Customer Support Triage
Priority Swim Lanes and Blocked Work Separation
Priority swim lanes (Urgent, High, Normal) layer on top of the column structure so agents scan Urgent first, then work downward. The “Waiting on Customer” column is the critical design choice here: it removes blocked tickets from the active investigation queue without losing track of them. An auto-close timer of 48 hours without response prevents zombie tickets from accumulating.
The Escalated column routes to engineering with SLA countdowns, creating a dual-timer system (one for initial response, one for escalation resolution) that shows management where delays actually originate. The WIP limit of 10 on New forces triage: if more than 10 unassigned tickets exist, someone stops investigating and starts routing before the queue grows.
Product Design Workflow
Feedback as a Stage, Not an Interruption
The Feedback column sits after Visual Design because feedback is an expected part of the process, not a disruption. Designers address comments in that column before advancing to Dev Handoff. Cards only move backward to Wireframes if feedback reveals a fundamental structural problem, not a color or spacing tweak.
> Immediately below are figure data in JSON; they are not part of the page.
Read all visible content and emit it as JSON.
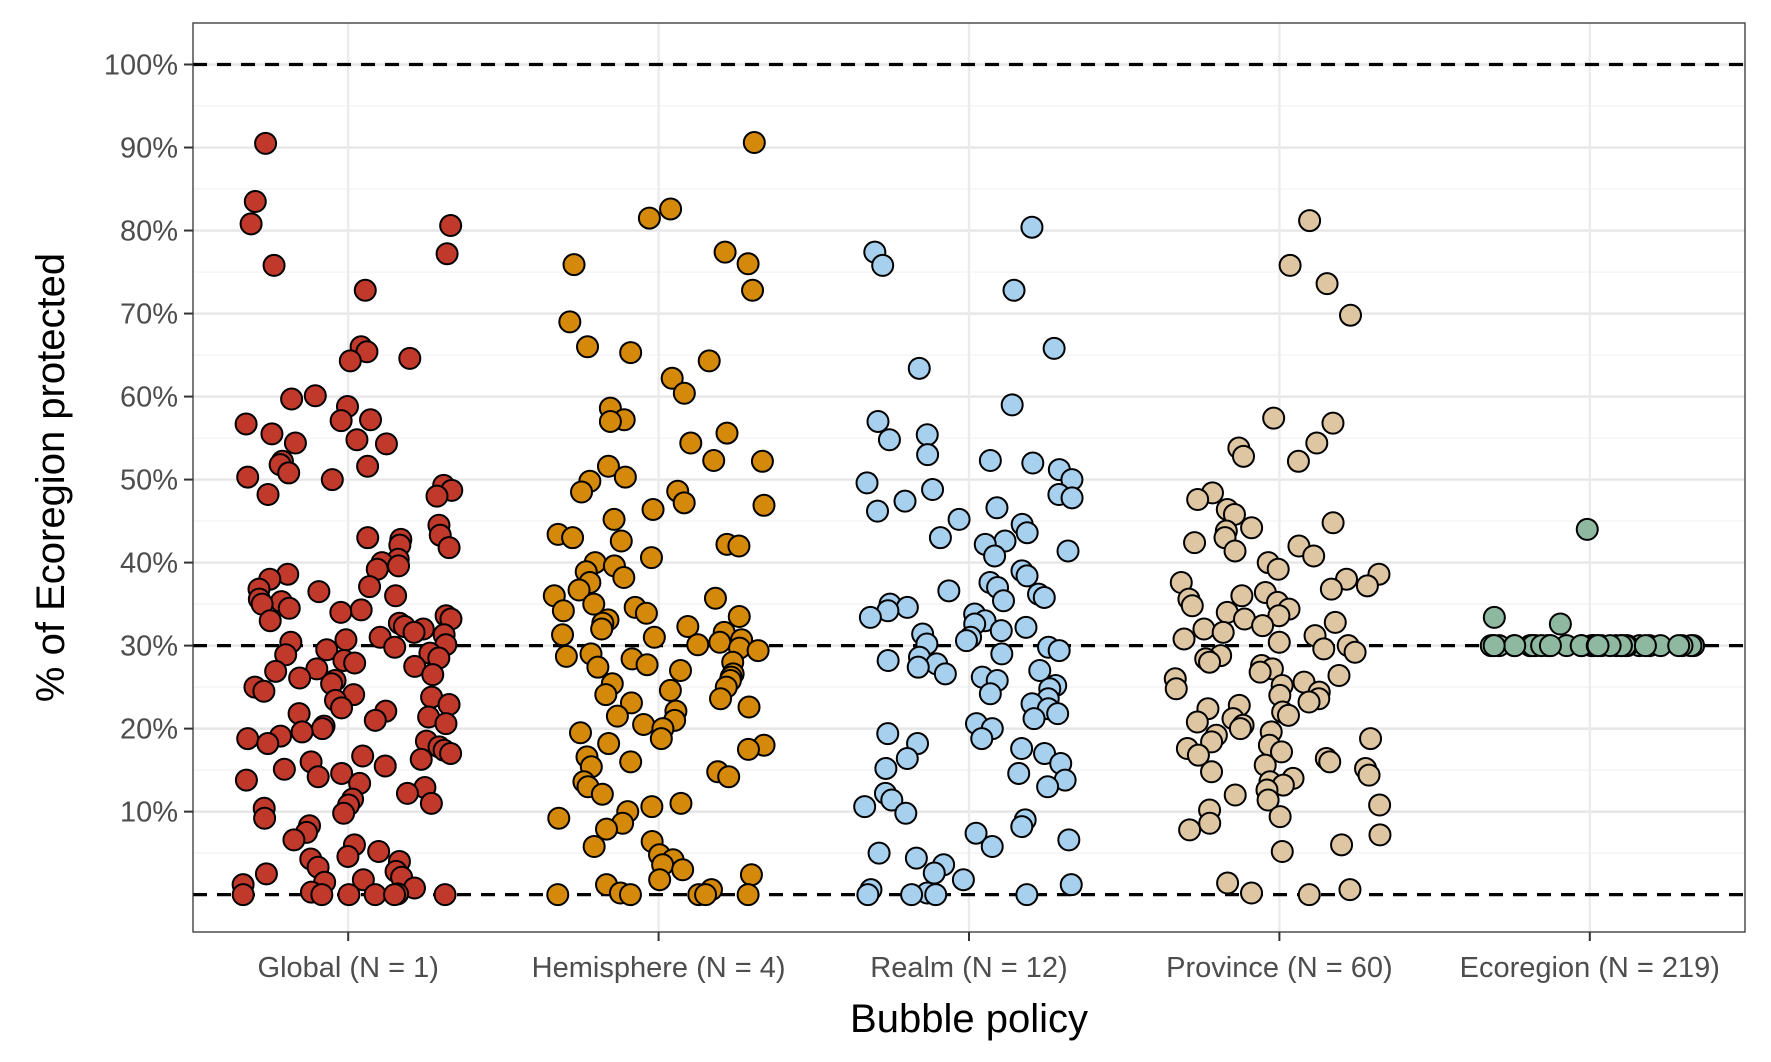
{
  "chart_data": {
    "type": "scatter",
    "xlabel": "Bubble policy",
    "ylabel": "% of Ecoregion protected",
    "ylim": [
      -4.5,
      105
    ],
    "y_ticks": [
      10,
      20,
      30,
      40,
      50,
      60,
      70,
      80,
      90,
      100
    ],
    "y_tick_labels": [
      "10%",
      "20%",
      "30%",
      "40%",
      "50%",
      "60%",
      "70%",
      "80%",
      "90%",
      "100%"
    ],
    "reference_lines": [
      0,
      30,
      100
    ],
    "grid": true,
    "legend": "none",
    "categories": [
      "Global (N = 1)",
      "Hemisphere (N = 4)",
      "Realm (N = 12)",
      "Province (N = 60)",
      "Ecoregion (N = 219)"
    ],
    "series": [
      {
        "category": "Global (N = 1)",
        "color": "#c0392b",
        "values": [
          90.5,
          83.5,
          80.8,
          80.6,
          77.2,
          75.8,
          72.8,
          66.0,
          65.4,
          64.6,
          64.3,
          60.1,
          59.7,
          58.8,
          57.2,
          57.1,
          56.7,
          55.5,
          54.8,
          54.4,
          54.3,
          52.2,
          51.8,
          51.6,
          50.8,
          50.3,
          50.0,
          49.3,
          48.7,
          48.2,
          48.0,
          44.5,
          43.3,
          43.0,
          42.8,
          42.1,
          41.8,
          40.4,
          40.0,
          39.6,
          39.2,
          38.6,
          38.0,
          37.1,
          36.8,
          36.5,
          36.0,
          35.6,
          35.3,
          35.0,
          34.5,
          34.3,
          34.0,
          33.6,
          33.2,
          33.0,
          32.7,
          32.3,
          32.0,
          31.6,
          31.3,
          31.0,
          30.7,
          30.4,
          30.1,
          29.8,
          29.5,
          29.1,
          28.9,
          28.5,
          28.2,
          27.9,
          27.5,
          27.2,
          26.9,
          26.5,
          26.1,
          25.8,
          25.4,
          25.0,
          24.5,
          24.1,
          23.8,
          23.4,
          22.9,
          22.5,
          22.1,
          21.8,
          21.4,
          21.0,
          20.6,
          20.3,
          20.0,
          19.6,
          19.1,
          18.8,
          18.5,
          18.2,
          17.8,
          17.4,
          17.0,
          16.7,
          16.3,
          16.0,
          15.5,
          15.1,
          14.6,
          14.2,
          13.8,
          13.4,
          12.9,
          12.2,
          11.5,
          11.0,
          10.8,
          10.4,
          9.8,
          9.2,
          8.3,
          7.5,
          6.6,
          6.0,
          5.2,
          4.6,
          4.3,
          4.0,
          3.3,
          2.8,
          2.5,
          2.1,
          1.8,
          1.5,
          1.2,
          0.8,
          0.3,
          0.1,
          0.0,
          0.0,
          0.0,
          0.0,
          0.0,
          0.0
        ]
      },
      {
        "category": "Hemisphere (N = 4)",
        "color": "#d4890a",
        "values": [
          90.6,
          82.6,
          81.5,
          77.4,
          76.0,
          75.9,
          72.8,
          69.0,
          66.0,
          65.3,
          64.3,
          62.2,
          60.4,
          58.6,
          57.2,
          57.0,
          55.6,
          54.4,
          52.3,
          52.2,
          51.6,
          50.3,
          49.8,
          48.6,
          48.5,
          47.2,
          46.9,
          46.4,
          45.2,
          43.4,
          43.0,
          42.6,
          42.2,
          42.0,
          40.6,
          40.0,
          39.6,
          38.9,
          38.2,
          37.6,
          36.7,
          36.0,
          35.7,
          35.0,
          34.6,
          34.2,
          33.9,
          33.5,
          33.1,
          32.7,
          32.3,
          32.0,
          31.6,
          31.3,
          31.0,
          30.7,
          30.4,
          30.1,
          29.7,
          29.4,
          29.0,
          28.7,
          28.4,
          28.0,
          27.7,
          27.4,
          27.0,
          26.6,
          26.2,
          25.8,
          25.4,
          25.0,
          24.6,
          24.1,
          23.6,
          23.1,
          22.6,
          22.1,
          21.5,
          21.0,
          20.5,
          20.0,
          19.5,
          18.8,
          18.2,
          18.0,
          17.5,
          16.6,
          16.0,
          15.4,
          14.8,
          14.2,
          13.6,
          13.0,
          12.1,
          11.0,
          10.6,
          10.0,
          9.2,
          8.6,
          7.9,
          6.4,
          5.8,
          4.8,
          4.2,
          3.6,
          3.0,
          2.4,
          1.8,
          1.2,
          0.6,
          0.2,
          0.0,
          0.0,
          0.0,
          0.0,
          0.0
        ]
      },
      {
        "category": "Realm (N = 12)",
        "color": "#a6d0ee",
        "values": [
          80.4,
          77.4,
          75.8,
          72.8,
          65.8,
          63.4,
          59.0,
          57.0,
          55.4,
          54.8,
          53.0,
          52.3,
          52.0,
          51.2,
          50.0,
          49.6,
          48.8,
          48.2,
          47.8,
          47.4,
          46.6,
          46.2,
          45.2,
          44.6,
          43.6,
          43.0,
          42.6,
          42.2,
          41.4,
          40.8,
          39.0,
          38.4,
          37.6,
          37.0,
          36.6,
          36.2,
          35.8,
          35.4,
          35.0,
          34.6,
          34.2,
          33.8,
          33.4,
          33.0,
          32.6,
          32.2,
          31.8,
          31.4,
          31.0,
          30.6,
          30.2,
          29.8,
          29.4,
          29.0,
          28.6,
          28.2,
          27.8,
          27.4,
          27.0,
          26.6,
          26.2,
          25.8,
          25.2,
          24.8,
          24.2,
          23.6,
          23.0,
          22.4,
          21.8,
          21.2,
          20.6,
          20.0,
          19.4,
          18.8,
          18.2,
          17.6,
          17.0,
          16.4,
          15.8,
          15.2,
          14.6,
          13.8,
          13.0,
          12.2,
          11.4,
          10.6,
          9.8,
          9.0,
          8.2,
          7.4,
          6.6,
          5.8,
          5.0,
          4.4,
          3.6,
          2.6,
          1.8,
          1.2,
          0.6,
          0.2,
          0.0,
          0.0,
          0.0,
          0.0
        ]
      },
      {
        "category": "Province (N = 60)",
        "color": "#dec6a2",
        "values": [
          81.2,
          75.8,
          73.6,
          69.8,
          57.4,
          56.8,
          54.4,
          53.8,
          52.8,
          52.2,
          48.4,
          47.6,
          46.4,
          45.8,
          44.8,
          44.2,
          43.8,
          43.0,
          42.4,
          42.0,
          41.4,
          40.8,
          40.0,
          39.2,
          38.6,
          38.0,
          37.6,
          37.2,
          36.8,
          36.4,
          36.0,
          35.6,
          35.2,
          34.8,
          34.4,
          34.0,
          33.6,
          33.2,
          32.8,
          32.4,
          32.0,
          31.6,
          31.2,
          30.8,
          30.4,
          30.0,
          29.6,
          29.2,
          28.8,
          28.4,
          28.0,
          27.6,
          27.2,
          26.8,
          26.4,
          26.0,
          25.6,
          25.2,
          24.8,
          24.4,
          24.0,
          23.6,
          23.2,
          22.8,
          22.4,
          22.0,
          21.6,
          21.2,
          20.8,
          20.4,
          20.0,
          19.6,
          19.2,
          18.8,
          18.4,
          18.0,
          17.6,
          17.2,
          16.8,
          16.4,
          16.0,
          15.6,
          15.2,
          14.8,
          14.4,
          14.0,
          13.6,
          13.2,
          12.6,
          12.0,
          11.4,
          10.8,
          10.2,
          9.4,
          8.6,
          7.8,
          7.2,
          6.0,
          5.2,
          1.4,
          0.6,
          0.2,
          0.0
        ]
      },
      {
        "category": "Ecoregion (N = 219)",
        "color": "#8fb8a0",
        "values": [
          44.0,
          33.4,
          32.6,
          30.0,
          30.0,
          30.0,
          30.0,
          30.0,
          30.0,
          30.0,
          30.0,
          30.0,
          30.0,
          30.0,
          30.0,
          30.0,
          30.0,
          30.0,
          30.0,
          30.0,
          30.0,
          30.0,
          30.0,
          30.0,
          30.0,
          30.0,
          30.0,
          30.0,
          30.0,
          30.0,
          30.0,
          30.0,
          30.0,
          30.0,
          30.0,
          30.0,
          30.0,
          30.0,
          30.0,
          30.0
        ]
      }
    ]
  }
}
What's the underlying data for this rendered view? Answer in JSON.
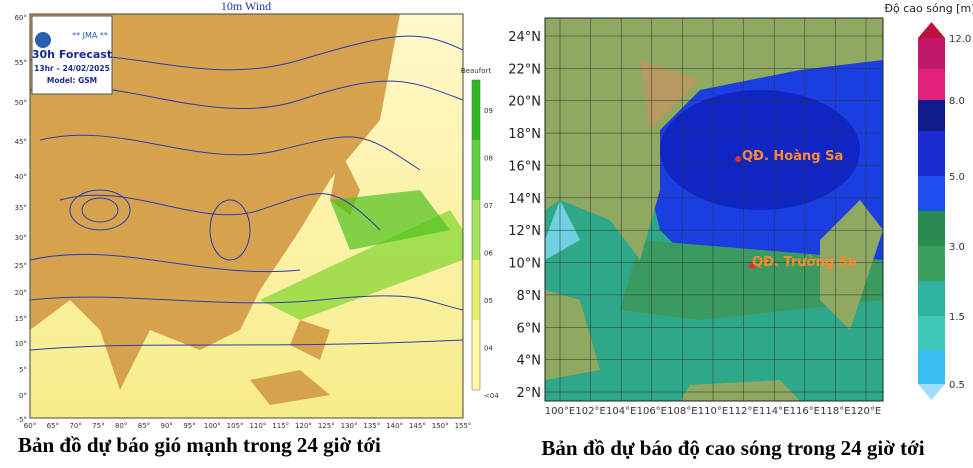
{
  "left_map": {
    "title": "10m Wind",
    "agency": "** JMA **",
    "forecast": "30h Forecast",
    "time": "13hr – 24/02/2025",
    "model": "Model: GSM",
    "legend_title": "Beaufort",
    "legend_labels": [
      "09",
      "08",
      "07",
      "06",
      "05",
      "04",
      "<04"
    ],
    "lat_labels": [
      "60°",
      "55°",
      "50°",
      "45°",
      "40°",
      "35°",
      "30°",
      "25°",
      "20°",
      "15°",
      "10°",
      "5°",
      "0°",
      "-5°"
    ],
    "lon_labels": [
      "60°",
      "65°",
      "70°",
      "75°",
      "80°",
      "85°",
      "90°",
      "95°",
      "100°",
      "105°",
      "110°",
      "115°",
      "120°",
      "125°",
      "130°",
      "135°",
      "140°",
      "145°",
      "150°",
      "155°"
    ],
    "caption": "Bản đồ dự báo gió mạnh trong 24 giờ tới"
  },
  "right_map": {
    "legend_title": "Độ cao sóng [m]",
    "legend_labels": [
      "12.0",
      "8.0",
      "5.0",
      "3.0",
      "1.5",
      "0.5"
    ],
    "lat_labels": [
      "24°N",
      "22°N",
      "20°N",
      "18°N",
      "16°N",
      "14°N",
      "12°N",
      "10°N",
      "8°N",
      "6°N",
      "4°N",
      "2°N"
    ],
    "lon_labels": [
      "100°E",
      "102°E",
      "104°E",
      "106°E",
      "108°E",
      "110°E",
      "112°E",
      "114°E",
      "116°E",
      "118°E",
      "120°E"
    ],
    "places": [
      "QĐ. Hoàng Sa",
      "QĐ. Trường Sa"
    ],
    "caption": "Bản đồ dự báo độ cao sóng trong 24 giờ tới"
  }
}
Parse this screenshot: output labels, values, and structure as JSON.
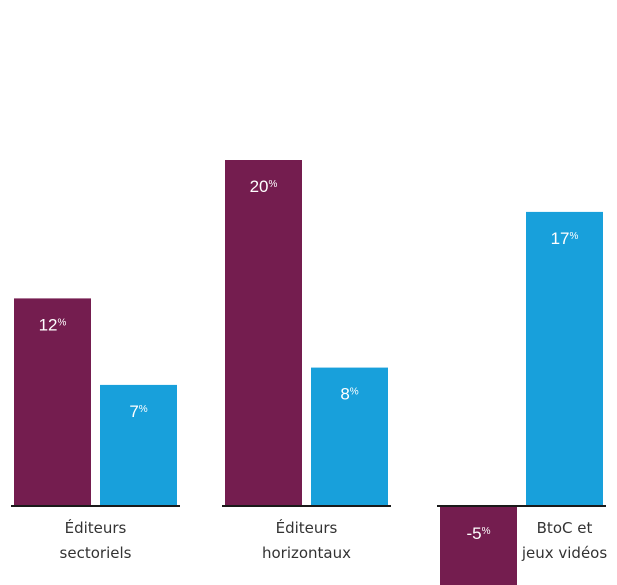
{
  "chart_data": {
    "type": "bar",
    "title": "",
    "xlabel": "",
    "ylabel": "",
    "ylim": [
      -5,
      20
    ],
    "grid": false,
    "legend": "none",
    "categories": [
      [
        "Éditeurs",
        "sectoriels"
      ],
      [
        "Éditeurs",
        "horizontaux"
      ],
      [
        "BtoC et",
        "jeux vidéos"
      ]
    ],
    "series": [
      {
        "color": "#741d4f",
        "values": [
          12,
          20,
          -5
        ],
        "labels": [
          "12",
          "20",
          "-5"
        ]
      },
      {
        "color": "#18a0db",
        "values": [
          7,
          8,
          17
        ],
        "labels": [
          "7",
          "8",
          "17"
        ]
      }
    ],
    "value_suffix": "%"
  }
}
The WIP limit of 2 on Wireframes reflects a design-specific constraint: context switching between exploratory wireframe sessions degrades creative output significantly. The Shipped column keeps version numbers and dates visible as a team accomplishment log, which proves useful during retrospectives when the team needs to recall what actually shipped versus what got stuck.
What Makes This Example Work
Three patterns separate these boards from the ones that become dumping grounds.
Column names describe stages, not statuses. “Code Review” and “Investigating” tell you what action is happening. Vague columns like “In Progress” or “Pending” hide where work actually sits. Every board above uses columns that answer: what is someone doing with this card right now?
WIP limits target bottlenecks, not everything. The dev board caps Code Review at 2 because handoffs stall there. The support board caps New at 10 to force triage. The design board caps Wireframes at 2 because context switching kills creative work. WIP limits go where your team’s work piles up, not on every column.
Card detail matches decision complexity. Support tickets show elapsed time and SLA countdowns because agents need that to prioritize. The HR board shows dates and owners because onboarding is calendar driven. The marketing board shows view counts in Published to close the feedback loop. Add the metadata your team needs to make the next decision about that card, and nothing else.
Common Questions About Kanban Board Examples: 5 Real Boards You Can Copy
How many columns should a kanban board have?
Most effective boards use 4 to 7 columns. Fewer than 4 usually means you are hiding stages inside a single column, which makes bottlenecks invisible. More than 7 creates overhead where people spend more time moving cards than doing work. Start with your actual workflow stages, run it for two weeks, then merge any columns where cards never accumulate.
Can I use the same kanban board structure across different teams?
Rarely without modification. Column structures need to match how work actually flows through a specific team. A marketing team’s “Design” column has no equivalent on a support board. Start with one of the examples above that matches your workflow type, then adjust the columns based on where cards pile up or skip stages entirely.
What is the difference between a kanban board and a Scrum board?
A kanban board runs continuously with no fixed iterations. Cards enter from the left and exit from the right as work completes. A Scrum board resets every sprint: the team pulls a fixed set of items into the sprint, works them to Done, then clears the board and starts again. The software development board above blends both approaches, which is common in practice.